A new survey presented last week at the American College of Rheumatology (ACR) conference reveals that doctors sometimes lie to insurance companies to get patients the care they require.
In the survey, published in the October issue of Arthritis and Rheumatism, physicians reported “embellishing” symptoms to get approval for medications, testing, and physical therapy.
A practice first brought to light in the 1990s continues, said Dr. Daniel Sulmasy, and is the product of a broken healthcare system.
“There are those who might think, 'How horrible, these doctors are lying,' and others may say, 'How wonderful, the doctors are being advocates and Robin Hood and redistributing money,'” said Sulmasy, associate director of the MacLean Center for Clinical Medical Ethics at The University of Chicago Medicine. “The real question is, 'What's wrong with our healthcare system that makes doctors think they need to lie to get patients services?”
More than half of the rheumatologists who responded to the survey said they grapple with the high cost of treatment for their patients. Of 5,500 surveys e-mailed to the ACR's membership, 771 doctors replied.
An 'Unfair' Environment
"The delivery of medical care takes place in a particular social context, and when this context includes conditions that are unfair, healthcare practitioners may be forced to struggle with ethical conflicts, making trade-offs that may go unrecognized or are not adequately discussed,” the study's lead author, Dr. C. Ronald MacKenzie said in a news release.
MacKenzie, a rheumatologist at Hospital for Special Surgery in New York City, added, “While an optimal or fair system would mitigate these impediments to care, our survey of ACR members suggests that this is often not the case.”
Sulmasy co-authored a study published in 1999 in JAMA Internal Medicine called “Lying for Patients: Physician Deception of Third-Party Payers.”
Lying When It's Needed Most
In Sulmasy's study, more than 150 board-certified internists answered survey questions about when they might lie to get patients the help they needed. More than half said they would do it to get a patient heart surgery.
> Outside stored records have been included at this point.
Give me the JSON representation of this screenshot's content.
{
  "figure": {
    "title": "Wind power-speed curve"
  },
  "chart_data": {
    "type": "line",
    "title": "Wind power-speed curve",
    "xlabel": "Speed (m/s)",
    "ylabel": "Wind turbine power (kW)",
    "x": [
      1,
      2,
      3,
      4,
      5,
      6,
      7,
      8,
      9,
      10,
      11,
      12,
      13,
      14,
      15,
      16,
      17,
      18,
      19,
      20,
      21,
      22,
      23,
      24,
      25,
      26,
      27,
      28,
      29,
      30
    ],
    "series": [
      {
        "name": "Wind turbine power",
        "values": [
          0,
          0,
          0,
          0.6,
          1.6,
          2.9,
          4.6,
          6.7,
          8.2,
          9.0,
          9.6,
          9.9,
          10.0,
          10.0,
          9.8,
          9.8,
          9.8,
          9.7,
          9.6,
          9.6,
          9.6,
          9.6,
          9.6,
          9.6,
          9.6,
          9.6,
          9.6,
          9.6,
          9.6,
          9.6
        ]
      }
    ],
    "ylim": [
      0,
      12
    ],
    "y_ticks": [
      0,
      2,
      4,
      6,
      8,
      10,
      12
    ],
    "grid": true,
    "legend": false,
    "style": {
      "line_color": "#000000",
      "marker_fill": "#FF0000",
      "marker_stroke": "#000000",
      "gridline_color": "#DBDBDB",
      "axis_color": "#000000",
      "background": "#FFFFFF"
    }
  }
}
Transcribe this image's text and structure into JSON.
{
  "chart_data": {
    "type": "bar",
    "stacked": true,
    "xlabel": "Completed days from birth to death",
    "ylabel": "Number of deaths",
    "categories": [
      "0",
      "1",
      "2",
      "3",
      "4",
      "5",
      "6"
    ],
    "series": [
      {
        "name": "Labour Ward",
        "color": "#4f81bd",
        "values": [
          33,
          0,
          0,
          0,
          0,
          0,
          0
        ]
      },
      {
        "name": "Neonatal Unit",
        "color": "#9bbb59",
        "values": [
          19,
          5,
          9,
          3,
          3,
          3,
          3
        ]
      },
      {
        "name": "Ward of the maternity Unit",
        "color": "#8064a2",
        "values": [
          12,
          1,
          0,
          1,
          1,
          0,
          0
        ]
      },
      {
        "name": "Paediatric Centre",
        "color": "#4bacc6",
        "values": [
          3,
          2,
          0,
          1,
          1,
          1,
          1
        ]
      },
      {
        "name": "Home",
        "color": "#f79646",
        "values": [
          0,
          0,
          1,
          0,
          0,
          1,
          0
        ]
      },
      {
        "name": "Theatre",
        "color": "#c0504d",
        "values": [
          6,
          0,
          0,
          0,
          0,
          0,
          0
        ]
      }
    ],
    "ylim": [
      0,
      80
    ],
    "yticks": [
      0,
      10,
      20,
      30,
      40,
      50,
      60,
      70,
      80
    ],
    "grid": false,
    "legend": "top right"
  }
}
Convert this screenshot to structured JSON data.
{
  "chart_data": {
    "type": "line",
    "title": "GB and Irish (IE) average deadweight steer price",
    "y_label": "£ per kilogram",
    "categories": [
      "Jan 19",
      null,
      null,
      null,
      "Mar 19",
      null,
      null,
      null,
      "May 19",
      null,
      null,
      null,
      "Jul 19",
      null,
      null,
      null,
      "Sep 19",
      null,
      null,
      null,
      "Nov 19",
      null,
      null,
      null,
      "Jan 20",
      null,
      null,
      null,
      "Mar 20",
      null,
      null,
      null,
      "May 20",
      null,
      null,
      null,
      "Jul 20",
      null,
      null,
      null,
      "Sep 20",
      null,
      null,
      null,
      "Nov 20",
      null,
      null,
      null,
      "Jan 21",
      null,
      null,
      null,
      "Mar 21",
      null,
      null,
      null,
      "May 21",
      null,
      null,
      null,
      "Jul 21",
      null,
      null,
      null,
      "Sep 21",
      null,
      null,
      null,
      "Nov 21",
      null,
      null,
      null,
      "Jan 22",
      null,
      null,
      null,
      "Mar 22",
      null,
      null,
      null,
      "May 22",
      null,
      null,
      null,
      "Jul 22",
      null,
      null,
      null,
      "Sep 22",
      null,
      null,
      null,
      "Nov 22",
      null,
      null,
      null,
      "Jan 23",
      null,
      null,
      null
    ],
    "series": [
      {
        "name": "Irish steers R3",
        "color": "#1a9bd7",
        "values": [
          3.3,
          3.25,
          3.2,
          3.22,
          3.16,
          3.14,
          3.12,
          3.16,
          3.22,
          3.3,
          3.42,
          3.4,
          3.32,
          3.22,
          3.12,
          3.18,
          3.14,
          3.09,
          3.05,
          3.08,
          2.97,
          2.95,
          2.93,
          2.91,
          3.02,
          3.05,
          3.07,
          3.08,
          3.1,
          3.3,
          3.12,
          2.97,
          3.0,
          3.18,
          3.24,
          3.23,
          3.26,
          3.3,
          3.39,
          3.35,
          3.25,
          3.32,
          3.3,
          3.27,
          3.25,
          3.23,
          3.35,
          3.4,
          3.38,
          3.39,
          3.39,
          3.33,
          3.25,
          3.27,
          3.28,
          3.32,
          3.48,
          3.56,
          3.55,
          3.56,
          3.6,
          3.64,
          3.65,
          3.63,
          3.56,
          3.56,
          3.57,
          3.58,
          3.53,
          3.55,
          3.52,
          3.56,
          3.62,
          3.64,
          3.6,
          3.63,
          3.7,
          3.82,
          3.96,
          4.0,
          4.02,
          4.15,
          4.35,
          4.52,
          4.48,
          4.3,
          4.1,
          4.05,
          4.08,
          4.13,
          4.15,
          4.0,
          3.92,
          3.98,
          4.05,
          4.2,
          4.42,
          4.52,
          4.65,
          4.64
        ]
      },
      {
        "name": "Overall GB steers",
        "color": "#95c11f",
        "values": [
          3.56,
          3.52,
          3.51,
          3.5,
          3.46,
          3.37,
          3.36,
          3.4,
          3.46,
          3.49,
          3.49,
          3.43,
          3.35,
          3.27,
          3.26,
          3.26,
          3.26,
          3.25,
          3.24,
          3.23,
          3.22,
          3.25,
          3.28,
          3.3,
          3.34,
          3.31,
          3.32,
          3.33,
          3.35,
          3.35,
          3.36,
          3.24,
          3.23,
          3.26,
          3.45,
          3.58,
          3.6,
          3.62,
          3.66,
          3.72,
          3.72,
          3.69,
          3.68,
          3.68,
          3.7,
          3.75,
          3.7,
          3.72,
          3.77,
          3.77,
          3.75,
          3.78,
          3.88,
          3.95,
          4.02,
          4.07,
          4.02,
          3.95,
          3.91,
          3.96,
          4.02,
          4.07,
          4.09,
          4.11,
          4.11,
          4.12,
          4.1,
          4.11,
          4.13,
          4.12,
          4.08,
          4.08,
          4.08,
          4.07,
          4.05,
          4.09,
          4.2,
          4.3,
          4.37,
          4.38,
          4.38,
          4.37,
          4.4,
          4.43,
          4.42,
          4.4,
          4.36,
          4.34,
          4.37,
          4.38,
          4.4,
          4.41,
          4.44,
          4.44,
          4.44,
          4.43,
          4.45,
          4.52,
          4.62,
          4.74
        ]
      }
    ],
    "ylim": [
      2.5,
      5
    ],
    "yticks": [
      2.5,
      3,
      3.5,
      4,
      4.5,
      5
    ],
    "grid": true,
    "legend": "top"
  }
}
Just fewer than half said it would be necessary for intravenous pain medication or nutrition.
About a third said it would be OK in the case of a mammography or an emergency psychiatric referral. Only 2.5 percent said they would fib for a patient who wanted a nose job.
That the practice of, for example, changing insurance billing codes to get around the rules continues today is no surprise to Sulmasy. He said the current healthcare environment requires doctors to get pre-authorizations for tests and treatments and to prescribe medications other than those they believe are best for the patient.
“These mechanisms are put in place for a good reason, to try and contain healthcare costs. But they really are blunt instruments and time-consuming and annoying for physicians, and those are what feed the temptation to change coding,” Sulmasy said.
Is the Environment Changing?
Dr. Victor Freeman co-authored the 1999 study with Sulmasy. Freeman, who now works for a company that develops technology aimed at helping doctors do better clinical documentation, said he is also not surprised that doctors still sometimes lie for their patients.
“The fundamental problem is that the American form of fee-for-service reimbursement continually drives up the utilization and, in the turn, the societal costs of medicines, procedures, and services,” he told Healthline. “If you make more [money] by doing more, you will do more.”
In response, state and federal governments and managed care providers pile on loads of red tape. “The result is that physicians find themselves in what I called the Pinocchio Dilemma – they are either 'puppets,' doing what payers require, or 'liars,' embellishing documentation to get around payer restrictions,” Freeman said.
For example, a doctor may have a patient with a simple urinary tract infection, but upcode the bill to say the patient has urosepsis (bacteria in the blood) in order to get a higher rate of reimbursement for the same treatment.
Sulmasy noted that 25 percent of a hospital's budget goes to administrative costs, partly because of the complexities of billing and payments.
Sulmasy believes the Affordable Care Act (ACA) may make things worse in terms of regulation. He believes the country would be well-served by a single-payer healthcare system like Canada's, similar to the Medicare program serving the elderly in the U.S.
Will Healthcare Reform Help?
Freeman, who was at Georgetown University Medical Center during the 1999 study, now serves as regional medical director for J.A. Thomas and Associates in Atlanta, a division of Nuance. He believes health care reform is a step in the right direction to address the issue of lying physicians.
He's a proponent of the Accountable Care Organization model, where a single payment is made to a group of providers who work together in one geographic region. The group shares monetary bonuses when patient outcomes improve and costs are contained.
Freeman also believes the ACA will drive physicians into more group-centered environments. This will give them better access to electronic health record technology and promote efficiency, he argues.
“While these new models do not eliminate ethical issues, they do align incentives to promote more cost-effective use of healthcare resources to achieve better patient outcomes,” he said. “Care provider accountability shifts from often overbearing payer oversight toward delivering healthcare that not only meets the standards of local community colleagues but also advances the health status of individual patients and the community.”